Extended Theories of Gravity and their Cosmological and Astrophysical Applications
Salvatore Capozziello, Mauro Francaviglia
TL;DR
This review analyzes Extended Theories of Gravity (ETGs) in both metric and Palatini formalisms, focusing on $f(R)$-type models and their cosmological and astrophysical implications. It clarifies how conformal transformations can map higher-order or non-minimally coupled theories to Einstein gravity with scalar fields, and how Palatini dynamics induce a bi-metric structure linking geometry to matter through a structural equation. The authors discuss observational constraints, lookback-time analyses, and the potential for curvature effects to mimic dark energy, while also showing that modified gravity can address galactic rotation curves and halo profiles, potentially reducing the need for dark matter.
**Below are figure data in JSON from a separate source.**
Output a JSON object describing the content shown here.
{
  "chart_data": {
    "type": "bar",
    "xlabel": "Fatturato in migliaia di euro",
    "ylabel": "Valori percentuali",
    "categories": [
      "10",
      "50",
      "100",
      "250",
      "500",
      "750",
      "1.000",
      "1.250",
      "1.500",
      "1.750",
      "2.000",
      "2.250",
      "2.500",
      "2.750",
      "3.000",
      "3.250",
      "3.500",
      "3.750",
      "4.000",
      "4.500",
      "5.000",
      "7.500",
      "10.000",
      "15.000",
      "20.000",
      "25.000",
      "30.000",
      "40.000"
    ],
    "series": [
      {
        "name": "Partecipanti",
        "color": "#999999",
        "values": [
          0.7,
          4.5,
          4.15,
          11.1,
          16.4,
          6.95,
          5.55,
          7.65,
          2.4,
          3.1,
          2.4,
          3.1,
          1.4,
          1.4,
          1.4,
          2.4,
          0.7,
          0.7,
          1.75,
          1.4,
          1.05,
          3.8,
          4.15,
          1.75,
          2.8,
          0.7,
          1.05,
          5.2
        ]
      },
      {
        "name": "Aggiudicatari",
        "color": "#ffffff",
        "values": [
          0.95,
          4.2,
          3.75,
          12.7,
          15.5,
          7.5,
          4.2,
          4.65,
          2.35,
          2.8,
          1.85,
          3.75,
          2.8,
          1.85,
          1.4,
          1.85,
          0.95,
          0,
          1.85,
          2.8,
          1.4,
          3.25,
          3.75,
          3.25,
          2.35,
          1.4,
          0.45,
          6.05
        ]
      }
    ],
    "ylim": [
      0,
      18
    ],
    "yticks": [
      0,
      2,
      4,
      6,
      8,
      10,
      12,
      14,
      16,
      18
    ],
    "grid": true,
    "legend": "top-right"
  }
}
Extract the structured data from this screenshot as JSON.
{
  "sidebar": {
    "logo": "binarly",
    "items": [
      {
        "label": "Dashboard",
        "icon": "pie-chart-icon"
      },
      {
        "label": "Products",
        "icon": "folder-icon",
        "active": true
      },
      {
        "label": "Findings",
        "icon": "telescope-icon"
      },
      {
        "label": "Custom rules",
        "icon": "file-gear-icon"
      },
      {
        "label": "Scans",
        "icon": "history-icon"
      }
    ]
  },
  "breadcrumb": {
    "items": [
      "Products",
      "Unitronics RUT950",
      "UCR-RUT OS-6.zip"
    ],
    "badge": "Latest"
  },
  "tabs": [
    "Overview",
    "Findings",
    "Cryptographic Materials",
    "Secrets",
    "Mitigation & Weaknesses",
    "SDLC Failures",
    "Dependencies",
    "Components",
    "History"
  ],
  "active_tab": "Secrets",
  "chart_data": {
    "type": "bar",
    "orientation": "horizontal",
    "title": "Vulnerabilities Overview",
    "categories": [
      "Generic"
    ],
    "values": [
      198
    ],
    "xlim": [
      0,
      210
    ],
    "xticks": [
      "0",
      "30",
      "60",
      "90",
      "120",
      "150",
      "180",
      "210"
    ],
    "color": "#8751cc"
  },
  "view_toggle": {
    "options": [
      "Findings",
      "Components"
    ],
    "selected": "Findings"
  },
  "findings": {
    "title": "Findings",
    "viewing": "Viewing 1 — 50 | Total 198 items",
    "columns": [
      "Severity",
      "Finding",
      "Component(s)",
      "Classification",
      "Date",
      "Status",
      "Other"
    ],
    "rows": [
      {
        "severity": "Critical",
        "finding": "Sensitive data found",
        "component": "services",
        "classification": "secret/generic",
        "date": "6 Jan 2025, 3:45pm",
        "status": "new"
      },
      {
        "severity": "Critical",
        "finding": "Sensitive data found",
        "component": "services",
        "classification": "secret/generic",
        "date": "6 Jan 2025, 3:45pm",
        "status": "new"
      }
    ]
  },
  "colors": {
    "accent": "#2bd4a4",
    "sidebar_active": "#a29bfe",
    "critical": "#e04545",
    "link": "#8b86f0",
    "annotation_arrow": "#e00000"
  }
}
They further highlight stochastic gravitational waves as a novel benchmark for discriminating ETGs from GR and for constraining the theory space with upcoming GW experiments. Overall, ETGs emerge as a promising, testable framework that may unify explanations for dark energy and dark matter through geometric corrections to gravity, pending rigorous structure-formation and solar-system tests.
Abstract
We review Extended Theories of Gravity in metric and Palatini formalism pointing out their cosmological and astrophysical application. The aim is to propose an alternative approach to solve the puzzles connected to dark components.